Une réouverture progressive sous haute surveillance
Quelques mois après les incendies historiques qui ont ravagé le massif de Fontainebleau, les promeneurs vont pouvoir se réapproprier les sentiers. Les autorités françaises ont annoncé la réouverture d’une grande partie de la forêt ce samedi. Cette décision marque une étape importante pour ce site naturel exceptionnel situé à une soixantaine de kilomètres de Paris, qui accueille habituellement près de 15 millions de visiteurs chaque année. Toutefois, la prudence reste de mise pour le public, car l’accès global ne sera rétabli que de manière très progressive.
Un périmètre de sécurité maintenu face aux risques persistants
Si une grande partie du massif est de nouveau accessible, une zone d’exclusion d’environ 4 000 hectares reste fermée au public. Ce secteur comprend les 2 000 hectares directement touchés par les flammes (soit 10 % de la surface totale de la forêt) ainsi qu’une zone tampon de taille équivalente. Le préfet délégué pour l’égalité des chances, Benoît Kaplan, a rappelé que des pompiers interviennent encore quotidiennement pour éteindre des points chauds résiduels. La nature tourbeuse du sol, composée de sable et de matières organiques desséchées, favorise la propagation invisible de feux souterrains capables de ressurgir à tout moment.
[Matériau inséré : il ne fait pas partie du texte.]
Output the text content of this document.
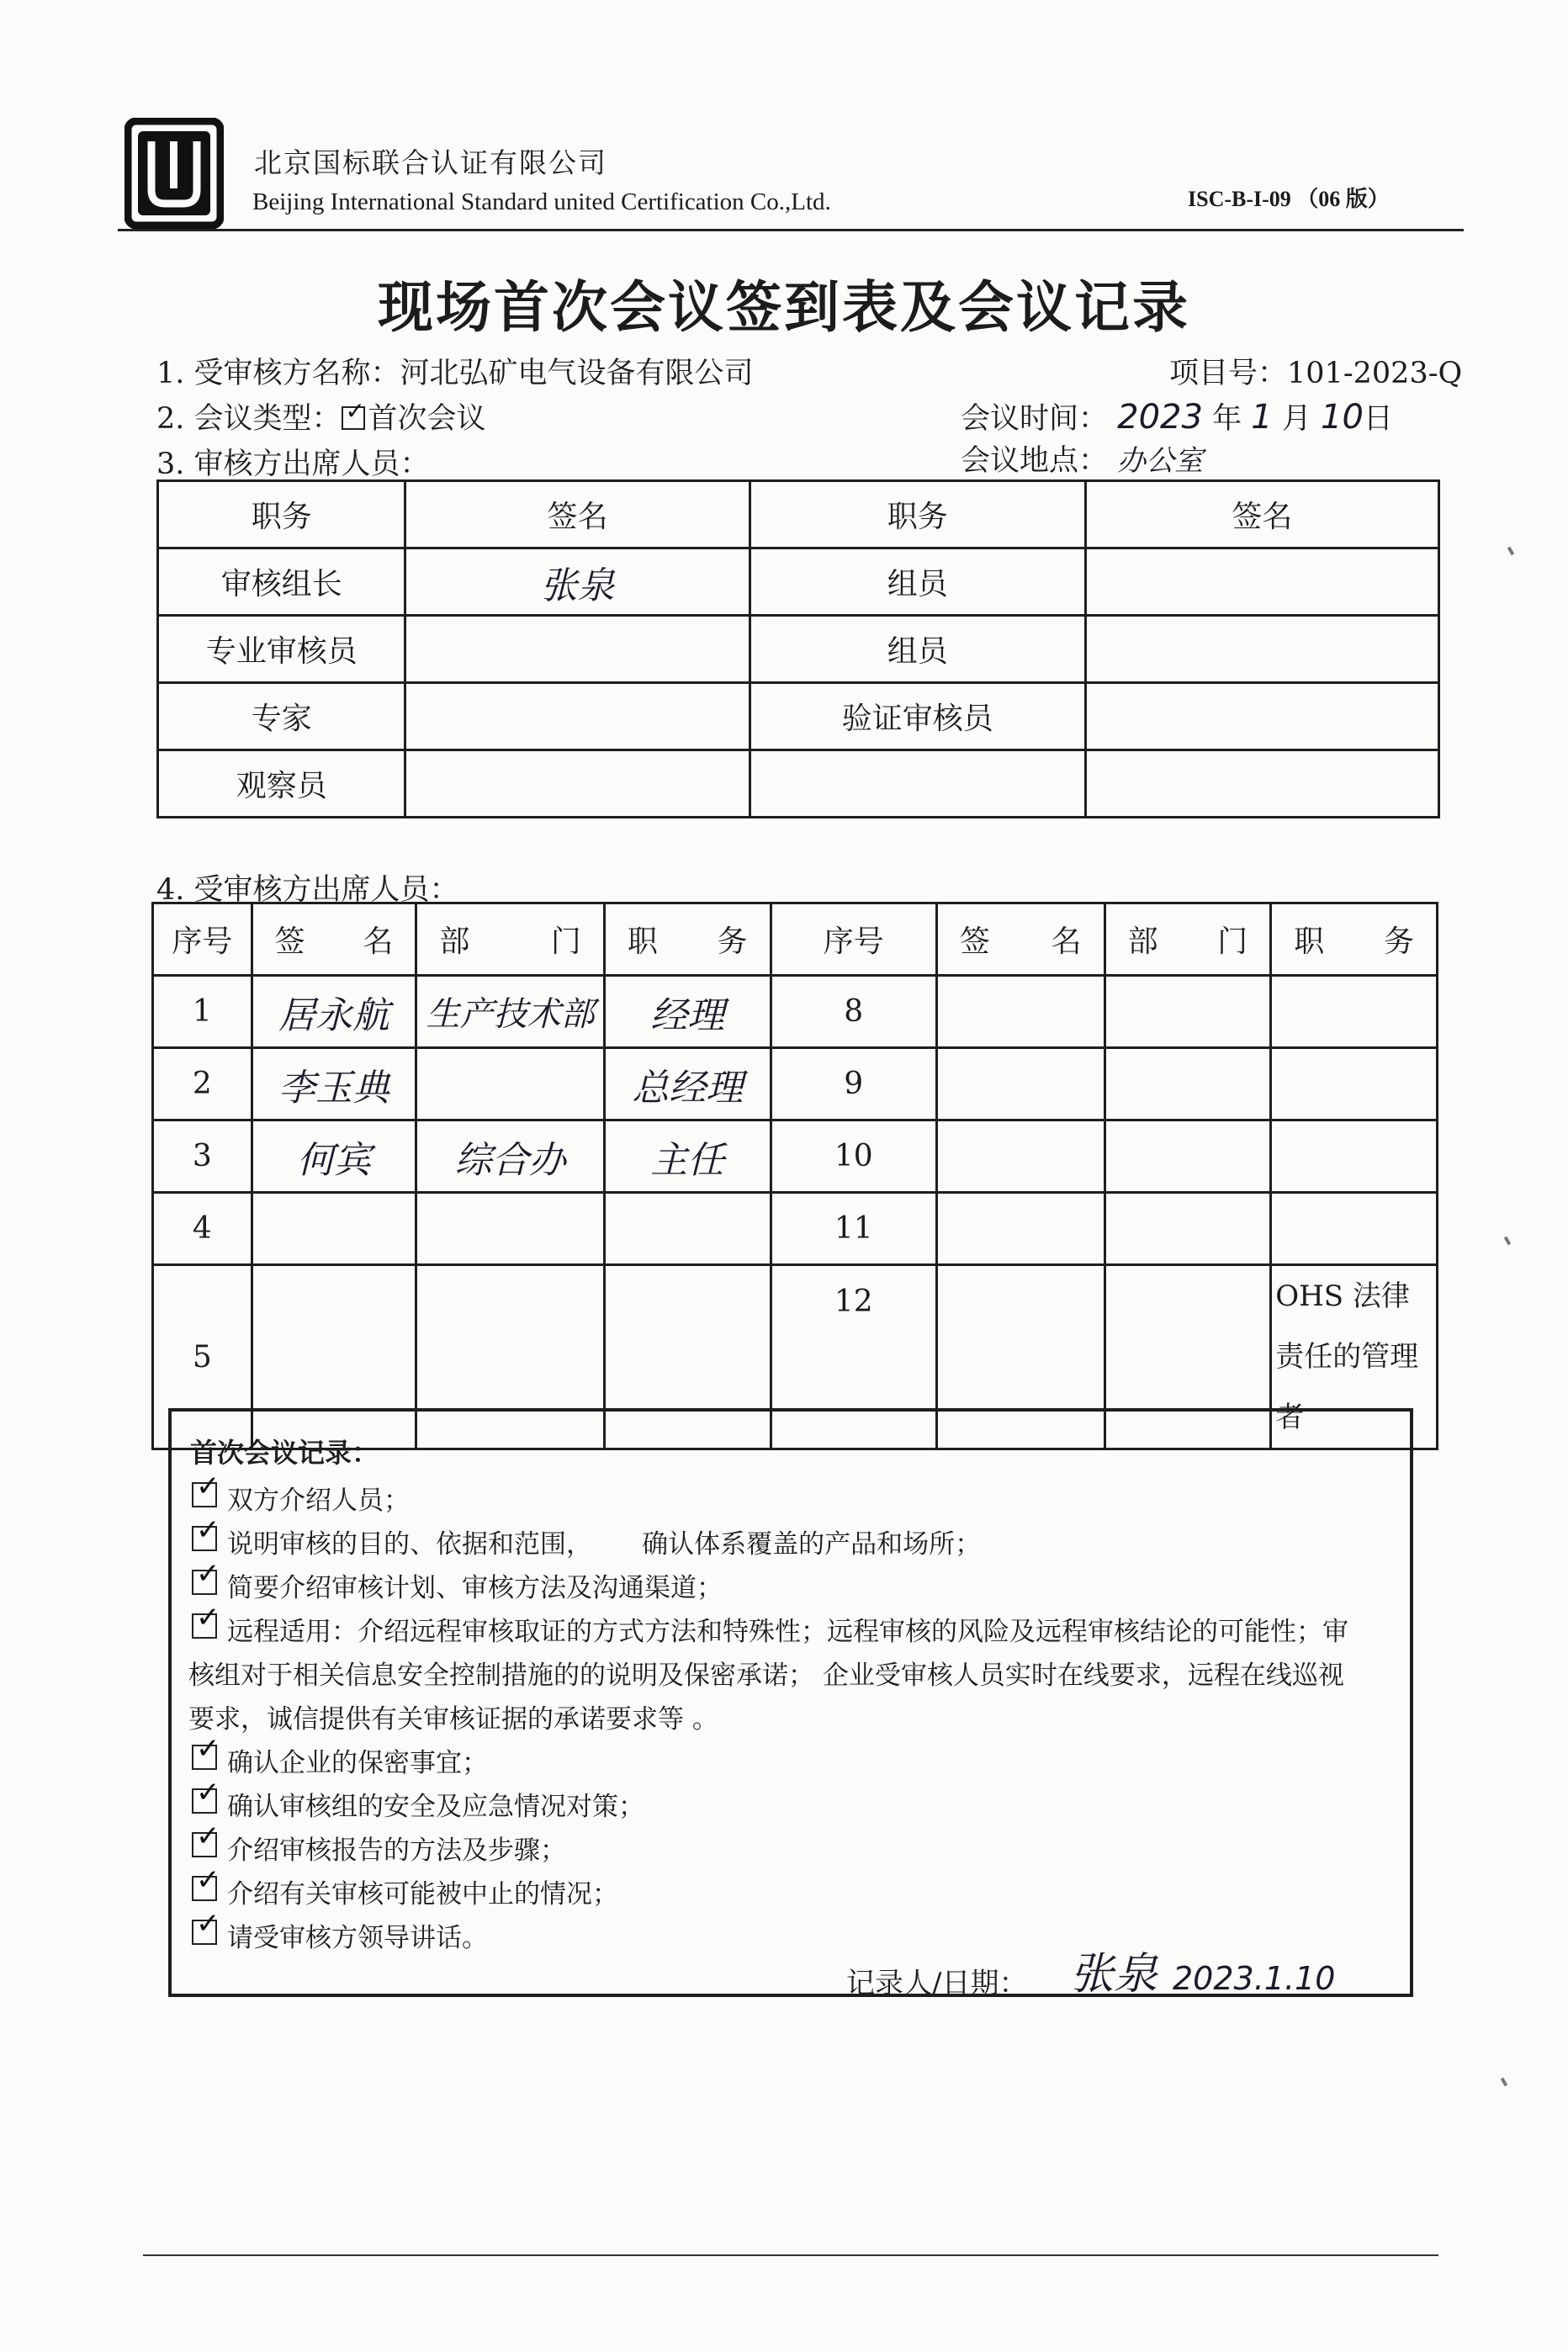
北京国标联合认证有限公司
Beijing International Standard united Certification Co.,Ltd.	ISC-B-I-09 （06 版）
现场首次会议签到表及会议记录
1. 受审核方名称：河北弘矿电气设备有限公司	项目号：101-2023-Q
2. 会议类型： ✓ 首次会议	会议时间： 2023 年 1 月 10日
3. 审核方出席人员：	会议地点： 办公室
职务	签名	职务	签名
审核组长	张泉	组员	
专业审核员		组员	
专家		验证审核员	
观察员			
4. 受审核方出席人员：
序号	签 名	部 门	职 务	序号	签 名	部 门	职 务

1	居永航	生产技术部	经理	8			
2	李玉典		总经理	9			
3	何宾	综合办	主任	10			
4				11			
5				12			OHS 法律责任的管理者
首次会议记录：
✓ 双方介绍人员；
✓ 说明审核的目的、依据和范围，      确认体系覆盖的产品和场所；
✓ 简要介绍审核计划、审核方法及沟通渠道；
✓ 远程适用：介绍远程审核取证的方式方法和特殊性；远程审核的风险及远程审核结论的可能性；审
核组对于相关信息安全控制措施的的说明及保密承诺； 企业受审核人员实时在线要求，远程在线巡视
要求，诚信提供有关审核证据的承诺要求等 。
✓ 确认企业的保密事宜；
✓ 确认审核组的安全及应急情况对策；
✓ 介绍审核报告的方法及步骤；
✓ 介绍有关审核可能被中止的情况；
✓ 请受审核方领导讲话。
记录人/日期： 张泉 2023.1.10
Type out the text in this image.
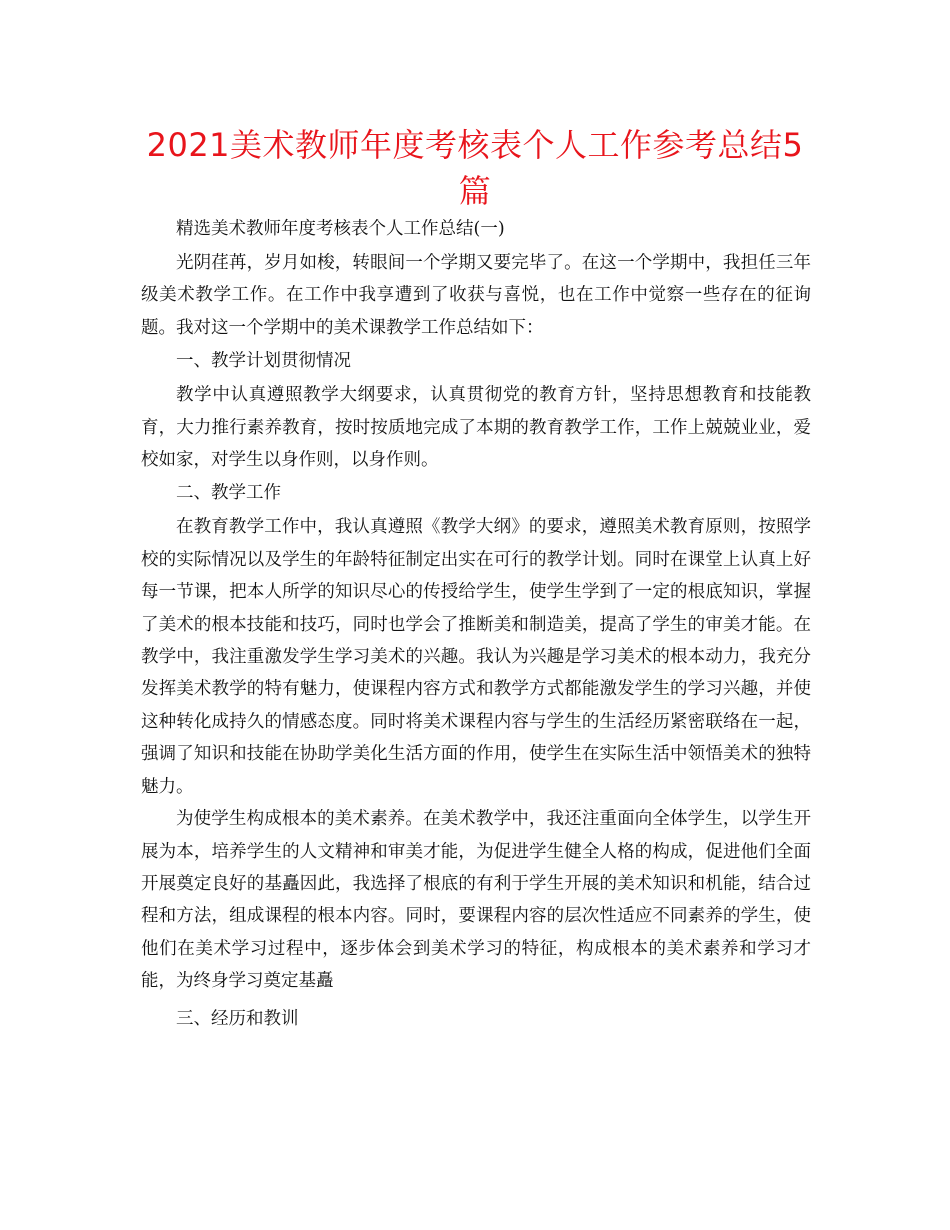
2021美术教师年度考核表个人工作参考总结5篇

精选美术教师年度考核表个人工作总结(一)

光阴荏苒，岁月如梭，转眼间一个学期又要完毕了。在这一个学期中，我担任三年级美术教学工作。在工作中我享遭到了收获与喜悦，也在工作中觉察一些存在的征询题。我对这一个学期中的美术课教学工作总结如下：

一、教学计划贯彻情况

教学中认真遵照教学大纲要求，认真贯彻党的教育方针，坚持思想教育和技能教育，大力推行素养教育，按时按质地完成了本期的教育教学工作，工作上兢兢业业，爱校如家，对学生以身作则，以身作则。

二、教学工作

在教育教学工作中，我认真遵照《教学大纲》的要求，遵照美术教育原则，按照学校的实际情况以及学生的年龄特征制定出实在可行的教学计划。同时在课堂上认真上好每一节课，把本人所学的知识尽心的传授给学生，使学生学到了一定的根底知识，掌握了美术的根本技能和技巧，同时也学会了推断美和制造美，提高了学生的审美才能。在教学中，我注重激发学生学习美术的兴趣。我认为兴趣是学习美术的根本动力，我充分发挥美术教学的特有魅力，使课程内容方式和教学方式都能激发学生的学习兴趣，并使这种转化成持久的情感态度。同时将美术课程内容与学生的生活经历紧密联络在一起，强调了知识和技能在协助学美化生活方面的作用，使学生在实际生活中领悟美术的独特魅力。

为使学生构成根本的美术素养。在美术教学中，我还注重面向全体学生，以学生开展为本，培养学生的人文精神和审美才能，为促进学生健全人格的构成，促进他们全面开展奠定良好的基矗因此，我选择了根底的有利于学生开展的美术知识和机能，结合过程和方法，组成课程的根本内容。同时，要课程内容的层次性适应不同素养的学生，使他们在美术学习过程中，逐步体会到美术学习的特征，构成根本的美术素养和学习才能，为终身学习奠定基矗

三、经历和教训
Des consignes de sécurité strictes pour les usagers
Les autorités insistent sur le respect rigoureux des consignes de sécurité dans les zones autorisées, d’autant que la végétation, marquée par les fortes chaleurs estivales, reste particulièrement vulnérable. Outre l’interdiction absolue de fumer ou de faire des barbecues, les promeneurs doivent impérativement rester sur les sentiers balisés. Sophie David, responsable à l’Office national des forêts (ONF), met également en garde contre le danger posé par les arbres affaiblis par la sécheresse, qui menacent de s’effondrer. « Nous sommes des invités dans cette nature » à qui il faut « laisser le temps de se reconstruire », rappelle la représentante de l’ONF pour sensibiliser le public.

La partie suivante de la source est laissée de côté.